PixStori™ helps people and groups tell and share their stories. It makes it easy to collect and manage short form stories with more depth and insight than other social media tools. PixStori lets people slow down and reflect on their pictures and then record their thoughts and feelings in short focused segments that are easy to classify and retrieve. The basic PixStori web app provides a free and familiar social media experience. Partners can use enhanced tools to create story collections on specific themes and then analyze the results without laborious long form editing.

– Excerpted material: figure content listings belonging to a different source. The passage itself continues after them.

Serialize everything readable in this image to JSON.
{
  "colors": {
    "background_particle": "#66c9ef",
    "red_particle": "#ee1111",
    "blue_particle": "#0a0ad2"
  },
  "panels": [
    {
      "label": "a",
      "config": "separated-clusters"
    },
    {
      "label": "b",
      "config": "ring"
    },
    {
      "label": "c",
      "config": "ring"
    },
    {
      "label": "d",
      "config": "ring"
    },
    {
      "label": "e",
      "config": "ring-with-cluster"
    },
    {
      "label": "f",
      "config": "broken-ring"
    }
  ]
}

PixStori is being used in diverse settings. In the “Newest Americans” project, hundreds of Newark HS students photographed their blocks and told their stories. Residents at senior facilities shared stories about personal photographs with family, friends and staff. Reflecting on self-chosen photos, adolescent cancer patients responded to thematic prompts in a structured 10-week program. A Public Library’s Stonewall 50 exhibit featured a Kiosk with LGBTQ community PixStori portraits. PixStories were collected at the “Finding Refuge in Buffalo” exhibit hosted by public television/radio WNED/WBFO. PixStori was a centerpiece in workshops on public history in China, India, Brazil, Italy, and Australia.
PixStori is a collaboration of two founding partners who have been working together to improve digital history media for over two decades. Professor of American Studies and History at the University at Buffalo/ SUNY, emeritus, Michael Frisch is an American social and urban historian long involved in oral and public history projects in collaboration with community history organizations, museums, and documentary filmmakers.
Frisch has been a leader in oral history since his landmark book, A Shared Authority (1990). This has combined with more recent digital innovations to generate enormous international interest in his work, including, in the last five years, Keynotes and/or Master Classes in Australia, Italy, France, Brazil, India, and China.
As a social historian with a rich interest in public engagement, he has served as a lead NEH consultant on six PBS American Masters documentaries, and on a similar number of nationally-screened PBS documentaries, from the multi-part Broadway Musical and Make ‘Em Laugh series to last season’s award-winning Lake of Betrayal, the story of the Seneca Nation and Kinzua Dam.
Mike Haller is a filmmaker and entrepreneur with a life-long interest in making personal media useful for individuals and community groups. His film, Bruce and His Things, selected for showing at the NY Film Festival, used personal photos and home movies to make a powerful social commentary on American material culture. He did community TV and documentary filmmaking before working at AT&T in new product development and marketing during the early stages of connected computing. He founded InterClipper® which introduced real-time video bookmarking to the commercial qualitative research market. He leads the technical development team of PixStori.